La dentiste décide donc de faire une radio et d’appeler son collègue chirurgien pour lui demander conseil. Quelques minutes plus tard, elle revient avec une solution provisoire: «Visiblement, l’implant de ce côté n’a pas suffisamment cicatrisé. Je vais vous donner des antibiotiques et on va le laisser un mois tranquille.» Dans l’immédiat, elle propose au patient de revenir en fin d’après-midi pour fixer la prothèse sur une seule vis. Un léger contretemps qui ne gâche pas le plaisir du Valaisan. «Il y a l’aspect esthétique, c’est sûr, mais je me réjouis surtout de pouvoir mâcher correctement.» Il s’interrompt une seconde, avant de reprendre: «Cela change même le son de ma voix. Il va falloir que je réapprenne à parler.»

«Le pire, ce ne sont pas les odeurs»

Son premier client de l’après-midi parti, Cécile Launay n’a pas le temps de souffler. Déjà, un retraité se présente avec une douleur dans une dent. «En moyenne, je vois une dizaine de patients par jour.

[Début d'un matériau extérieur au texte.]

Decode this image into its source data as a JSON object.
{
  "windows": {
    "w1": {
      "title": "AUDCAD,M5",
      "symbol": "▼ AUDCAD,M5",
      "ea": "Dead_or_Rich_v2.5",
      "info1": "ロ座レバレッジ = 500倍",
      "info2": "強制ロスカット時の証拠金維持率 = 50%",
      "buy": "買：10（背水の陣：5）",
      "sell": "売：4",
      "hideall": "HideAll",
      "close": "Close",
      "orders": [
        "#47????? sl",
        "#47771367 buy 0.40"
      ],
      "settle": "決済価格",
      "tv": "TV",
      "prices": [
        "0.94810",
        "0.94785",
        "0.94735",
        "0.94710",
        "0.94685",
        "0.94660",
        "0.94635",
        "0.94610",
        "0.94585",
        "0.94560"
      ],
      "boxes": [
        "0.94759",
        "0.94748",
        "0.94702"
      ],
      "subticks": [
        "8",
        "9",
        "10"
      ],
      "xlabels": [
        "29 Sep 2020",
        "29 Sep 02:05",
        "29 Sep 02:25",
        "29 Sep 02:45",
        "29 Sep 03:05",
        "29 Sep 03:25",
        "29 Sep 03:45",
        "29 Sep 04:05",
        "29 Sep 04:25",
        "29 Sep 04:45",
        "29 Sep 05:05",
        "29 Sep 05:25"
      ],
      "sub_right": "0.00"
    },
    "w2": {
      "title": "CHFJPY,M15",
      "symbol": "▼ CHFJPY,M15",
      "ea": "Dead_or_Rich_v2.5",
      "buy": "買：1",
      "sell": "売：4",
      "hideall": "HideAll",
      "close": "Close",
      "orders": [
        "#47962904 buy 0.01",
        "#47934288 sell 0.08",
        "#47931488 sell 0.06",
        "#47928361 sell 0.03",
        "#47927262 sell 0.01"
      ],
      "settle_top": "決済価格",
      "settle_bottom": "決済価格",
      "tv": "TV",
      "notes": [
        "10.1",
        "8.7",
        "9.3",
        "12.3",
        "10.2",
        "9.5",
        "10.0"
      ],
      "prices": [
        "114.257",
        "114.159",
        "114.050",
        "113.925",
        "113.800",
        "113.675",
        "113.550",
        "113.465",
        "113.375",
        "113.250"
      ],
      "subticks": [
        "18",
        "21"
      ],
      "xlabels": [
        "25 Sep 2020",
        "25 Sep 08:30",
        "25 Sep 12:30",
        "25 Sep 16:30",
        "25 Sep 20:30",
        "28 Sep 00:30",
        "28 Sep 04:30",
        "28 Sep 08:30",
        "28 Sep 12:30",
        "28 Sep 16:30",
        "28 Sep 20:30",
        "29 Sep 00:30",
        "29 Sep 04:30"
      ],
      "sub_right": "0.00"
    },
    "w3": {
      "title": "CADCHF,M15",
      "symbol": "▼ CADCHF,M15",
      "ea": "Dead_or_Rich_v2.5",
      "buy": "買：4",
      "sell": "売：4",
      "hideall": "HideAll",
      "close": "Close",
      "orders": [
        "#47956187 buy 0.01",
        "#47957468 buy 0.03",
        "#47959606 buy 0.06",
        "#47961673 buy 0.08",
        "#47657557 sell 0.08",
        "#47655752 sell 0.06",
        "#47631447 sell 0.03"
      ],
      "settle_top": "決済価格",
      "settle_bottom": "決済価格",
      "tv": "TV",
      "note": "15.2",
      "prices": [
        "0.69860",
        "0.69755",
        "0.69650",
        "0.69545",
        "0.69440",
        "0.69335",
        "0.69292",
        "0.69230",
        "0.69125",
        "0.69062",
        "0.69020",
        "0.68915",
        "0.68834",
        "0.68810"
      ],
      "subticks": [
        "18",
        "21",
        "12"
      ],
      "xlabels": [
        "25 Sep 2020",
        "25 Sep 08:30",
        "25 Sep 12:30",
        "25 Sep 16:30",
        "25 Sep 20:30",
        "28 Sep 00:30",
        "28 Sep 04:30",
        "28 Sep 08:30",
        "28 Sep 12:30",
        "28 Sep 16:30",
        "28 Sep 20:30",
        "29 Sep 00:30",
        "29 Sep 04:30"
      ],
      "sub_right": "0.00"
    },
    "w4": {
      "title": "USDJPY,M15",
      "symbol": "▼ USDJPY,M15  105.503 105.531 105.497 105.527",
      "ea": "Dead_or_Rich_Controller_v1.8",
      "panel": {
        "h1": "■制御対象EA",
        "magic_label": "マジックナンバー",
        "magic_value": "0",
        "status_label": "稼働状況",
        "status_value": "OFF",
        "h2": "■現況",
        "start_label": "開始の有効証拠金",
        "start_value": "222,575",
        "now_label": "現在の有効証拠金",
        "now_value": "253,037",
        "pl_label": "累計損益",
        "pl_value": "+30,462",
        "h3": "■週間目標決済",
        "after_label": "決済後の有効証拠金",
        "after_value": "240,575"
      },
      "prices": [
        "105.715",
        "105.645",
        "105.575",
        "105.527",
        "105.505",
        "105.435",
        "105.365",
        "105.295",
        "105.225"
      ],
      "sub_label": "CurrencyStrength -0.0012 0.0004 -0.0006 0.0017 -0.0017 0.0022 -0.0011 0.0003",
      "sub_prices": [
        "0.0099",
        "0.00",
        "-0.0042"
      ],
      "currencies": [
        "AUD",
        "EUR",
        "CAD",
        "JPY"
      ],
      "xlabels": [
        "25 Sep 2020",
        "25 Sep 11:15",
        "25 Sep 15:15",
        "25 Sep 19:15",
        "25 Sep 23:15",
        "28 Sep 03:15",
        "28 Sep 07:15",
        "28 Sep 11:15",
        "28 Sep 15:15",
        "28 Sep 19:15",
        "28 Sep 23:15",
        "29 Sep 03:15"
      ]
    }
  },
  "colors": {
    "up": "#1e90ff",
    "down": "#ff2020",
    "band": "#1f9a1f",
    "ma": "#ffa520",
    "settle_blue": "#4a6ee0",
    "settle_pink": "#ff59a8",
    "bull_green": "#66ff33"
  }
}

Ce qui est intéressant dans ce métier, c’est que c’est très varié. On fait autant de l’esthétique, de la chirurgie que des caries», détaille celle qui s’est intéressée à ce travail dès le moment où elle a dû porter un appareil dentaire à l’adolescence. Une vocation qui a parfois interrogé dans son entourage. «On me demande souvent comment je peux avoir envie de mettre mes doigts dans la bouche des gens. Mais, moi, je suis tellement concentrée sur la dent que je ne vois plus la personne.» La dentiste apprécie également l’aide qu’elle peut apporter aux gens qui passent sa porte. «Quelqu’un vient avec une douleur, on peut tout de suite le soulager. Pour nous, c’est une gratification instantanée. L’important, c’est de leur redonner le sourire.»

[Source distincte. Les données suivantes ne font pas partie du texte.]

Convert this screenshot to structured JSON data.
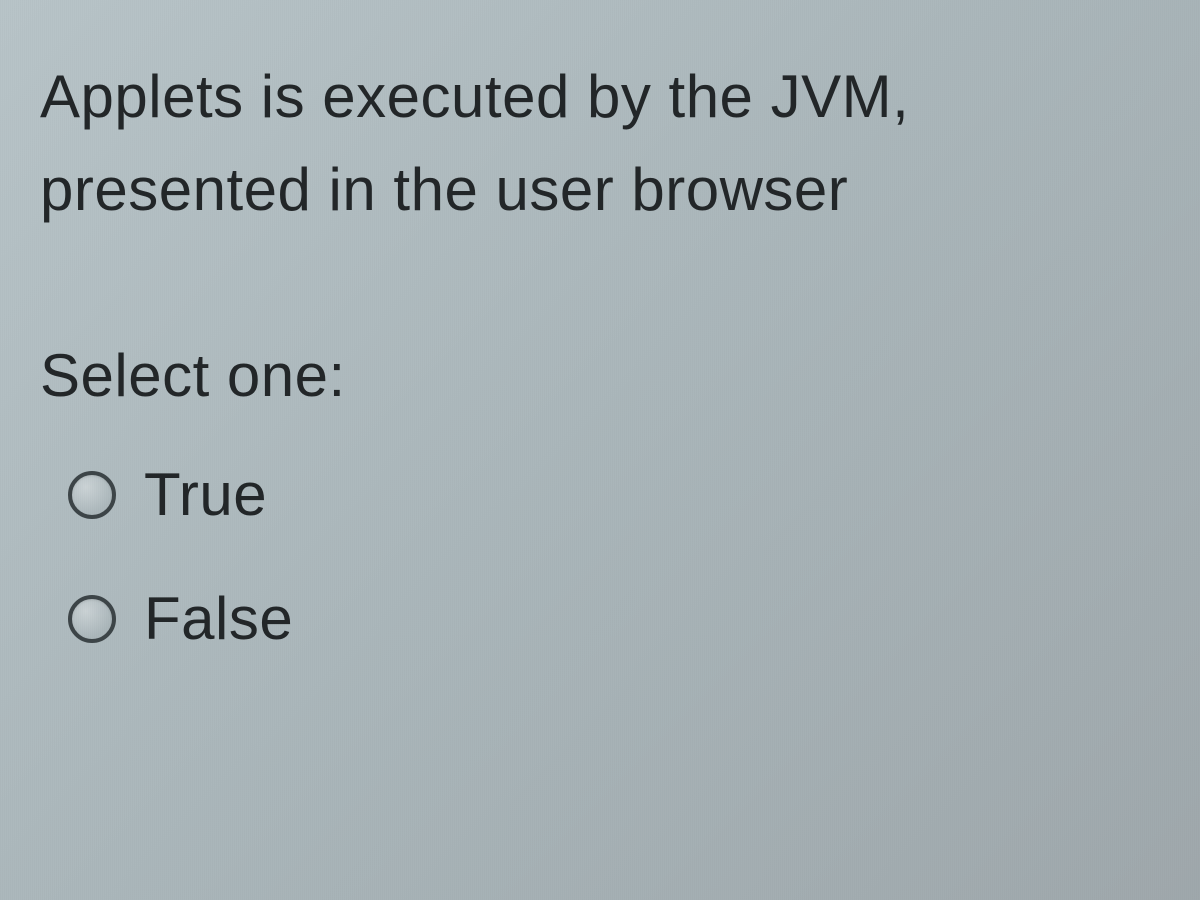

La Valaisanne reconnaît, pourtant, que son métier n’est pas toujours rose. «Parfois, c’est un vrai challenge. Il y a le patient lambda et il y a celui dont l’hygiène laisse à désirer. Mais le pire, ce ne sont pas les odeurs, c’est de gérer le stress des gens», assure-t-elle. Car des patients effrayés par les dentistes comme Jean-Daniel Nicolet, Cécile Launay en croise régulièrement. «Certains de mes prédécesseurs ont traumatisé les jeunes. Avant, ils ne faisaient pas toujours preuve de psychologie avec les enfants.» Des pratiques qui ont valu au métier une image plutôt négative. «C’est vrai que nous ne sommes pas très populaires. On a souvent l’image du dentiste tortionnaire et menteur.» La médecin affirme, pourtant, que le métier a bien évolué. «Nous ne sommes plus au Moyen âge, c’est fini le temps où on a forcément mal chez le dentiste.»